I've discussed this in several other posts you can find here. But basically…
I've always had a fascination with / attraction to all aspects of diapers; as a kid I'd longingly envy younger kids who wore them and discovered that I loved the smell of wet diapers / peed-in clothes (mine or ones from girls, I was never attracted to the scents of other males). When I went through puberty and discovered masturbation this was part of it, also this is when I discovered that I loved the smell of girls' panties (which usually was a mixture of female scents and pee).
Over the next 7-8 years this turned into a major cloth diaper fetish and began to be a problem of sorts--I loved my diapers and I also loved girls, but the two seemed to be mutually exclusive. So, for about 13-14 years it was the “binge and purge” thing. I'd have a relationship with a girl, we'd have a fight or break up and then I'd be back to my diapers, then we'd make up or I'd find a new girl and try to swear off of my diapers…over and over again.
So I realized fairly early on that any relationship with a girl would also have to include my diapers. But the idea of letting girls in on the secret scared me to death. So I learned to drop hints and look for signs. A good time to do this was if / when the topic of someday having kids came up. I'd make some remark about “changing all of the wet stinky diapers” and if the girl reacted negatively ("Oh I don't want kids because I can't stand the idea of diapers!") that made it pretty clear that she'd also never tolerate mine. This happened most of the time.
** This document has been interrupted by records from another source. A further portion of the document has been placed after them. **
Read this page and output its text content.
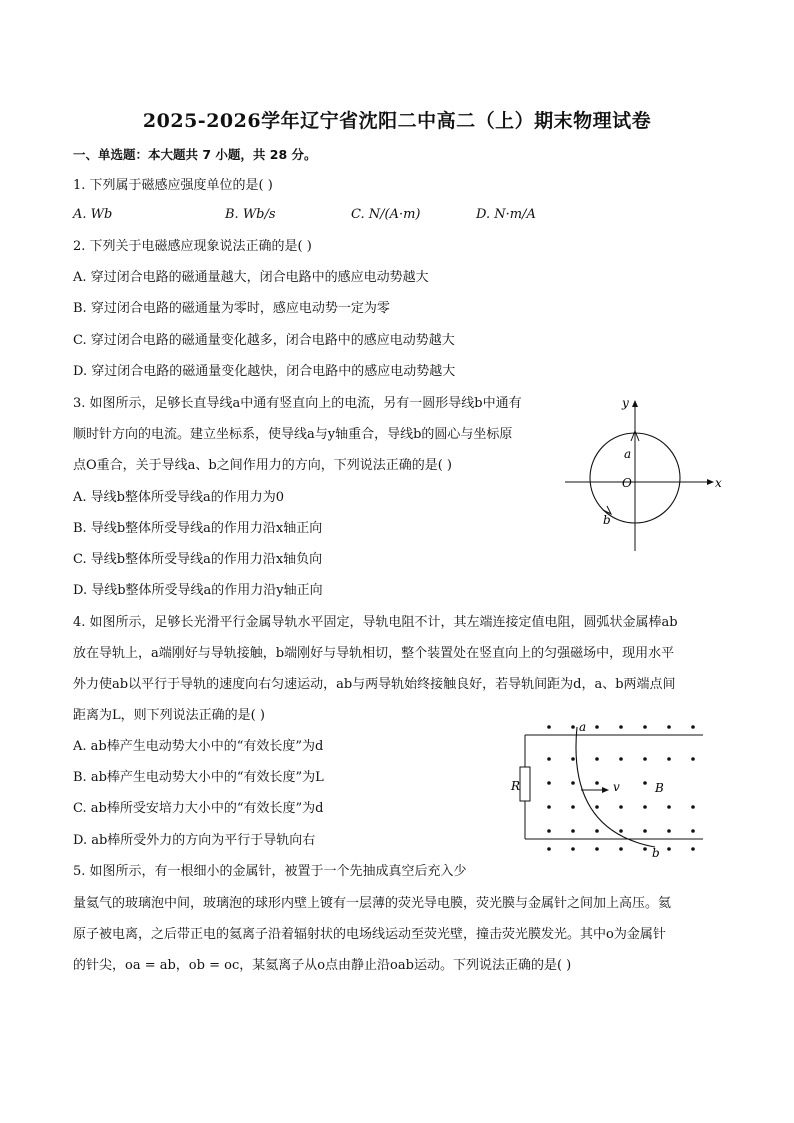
2025-2026学年辽宁省沈阳二中高二（上）期末物理试卷
一、单选题：本大题共 7 小题，共 28 分。
1. 下列属于磁感应强度单位的是( )
A. Wb	B. Wb/s	C. N/(A·m)	D. N·m/A
2. 下列关于电磁感应现象说法正确的是( )
A. 穿过闭合电路的磁通量越大，闭合电路中的感应电动势越大
B. 穿过闭合电路的磁通量为零时，感应电动势一定为零
C. 穿过闭合电路的磁通量变化越多，闭合电路中的感应电动势越大
D. 穿过闭合电路的磁通量变化越快，闭合电路中的感应电动势越大
3. 如图所示，足够长直导线a中通有竖直向上的电流，另有一圆形导线b中通有
顺时针方向的电流。建立坐标系，使导线a与y轴重合，导线b的圆心与坐标原
点O重合，关于导线a、b之间作用力的方向，下列说法正确的是( )
A. 导线b整体所受导线a的作用力为0
B. 导线b整体所受导线a的作用力沿x轴正向
C. 导线b整体所受导线a的作用力沿x轴负向
D. 导线b整体所受导线a的作用力沿y轴正向
y
x
O
a
b
4. 如图所示，足够长光滑平行金属导轨水平固定，导轨电阻不计，其左端连接定值电阻，圆弧状金属棒ab
放在导轨上，a端刚好与导轨接触，b端刚好与导轨相切，整个装置处在竖直向上的匀强磁场中，现用水平
外力使ab以平行于导轨的速度向右匀速运动，ab与两导轨始终接触良好，若导轨间距为d，a、b两端点间
距离为L，则下列说法正确的是( )
A. ab棒产生电动势大小中的“有效长度”为d
B. ab棒产生电动势大小中的“有效长度”为L
C. ab棒所受安培力大小中的“有效长度”为d
D. ab棒所受外力的方向为平行于导轨向右
R
a
b
v	B
5. 如图所示，有一根细小的金属针，被置于一个先抽成真空后充入少
量氦气的玻璃泡中间，玻璃泡的球形内壁上镀有一层薄的荧光导电膜，荧光膜与金属针之间加上高压。氦
原子被电离，之后带正电的氦离子沿着辐射状的电场线运动至荧光壁，撞击荧光膜发光。其中o为金属针
的针尖，oa = ab，ob = oc，某氦离子从o点由静止沿oab运动。下列说法正确的是( )
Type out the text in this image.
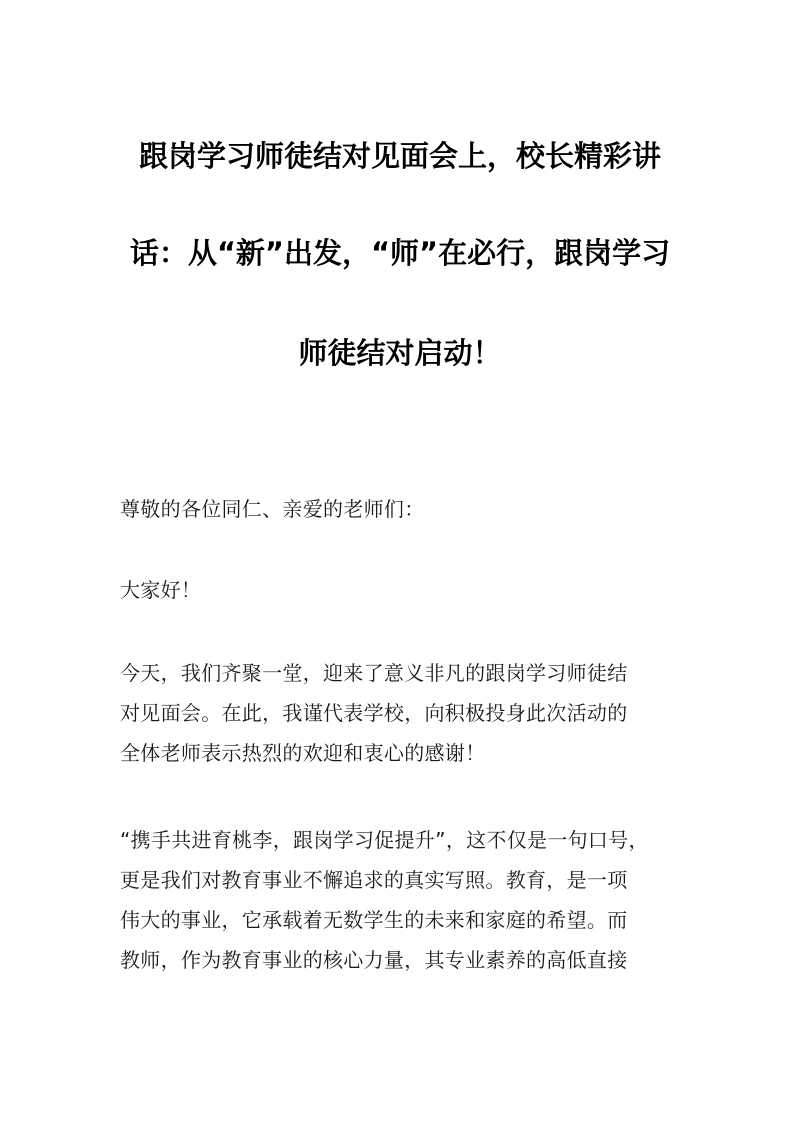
跟岗学习师徒结对见面会上，校长精彩讲
话：从“新”出发，“师”在必行，跟岗学习
师徒结对启动！
尊敬的各位同仁、亲爱的老师们：
大家好！
今天，我们齐聚一堂，迎来了意义非凡的跟岗学习师徒结
对见面会。在此，我谨代表学校，向积极投身此次活动的
全体老师表示热烈的欢迎和衷心的感谢！
“携手共进育桃李，跟岗学习促提升”，这不仅是一句口号，
更是我们对教育事业不懈追求的真实写照。教育，是一项
伟大的事业，它承载着无数学生的未来和家庭的希望。而
教师，作为教育事业的核心力量，其专业素养的高低直接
But once or twice I'd find girls who didn't seem to mind, “Oh I wouldn't mind that, I babysit a lot and change diapers and it doesn't bother me at all” etc. So in these cases as opportunities arose I'd continue to find out more.
And usually, my introducing the idea that I wanted to wear the diapers coincided with us becoming intimate. That's a good time to discuss fantasies and after asking about hers, she'd ask about mine and I'd usually say “I want to be treated like a baby" then--depending on how that went--eventually, the rest of it.
This (as documented elsewhere) had varying results. But, bottom line, pretty early on I knew that I loved my diapers and could never have a long term relationship or marriage without the girl knowing about, approving and (hopefully) being part of it. I knew I could not hide it. At some point, as the relationship became more serious and the usual discussions (politics, religion, etc.) were had, one of them had to be about my diapers!
And it was scary but also liberating. I always knew that I had everything to gain and little to lose--yes, if I did this and the relationship didn't work out I'd lose the girl but I'd still have my diapers and eventually another chance to try it again.
It's kind of like that old story about W.C. Fields, who once said “Every time I see a beautiful woman I ask her if she'd like to go to bed with me. 9 out of 10 times I get slapped, but the other one time? Boy do I have a wonderful night!”
So, the thing to do is slowly “test the water”, if that yields positive results then eventually you have to bring it up. It's part of you, they need to know it and understand it and accept it--or not. But you have to find out, and not doing so isn't fair to your spouse / partner and it isn't fair to you, either.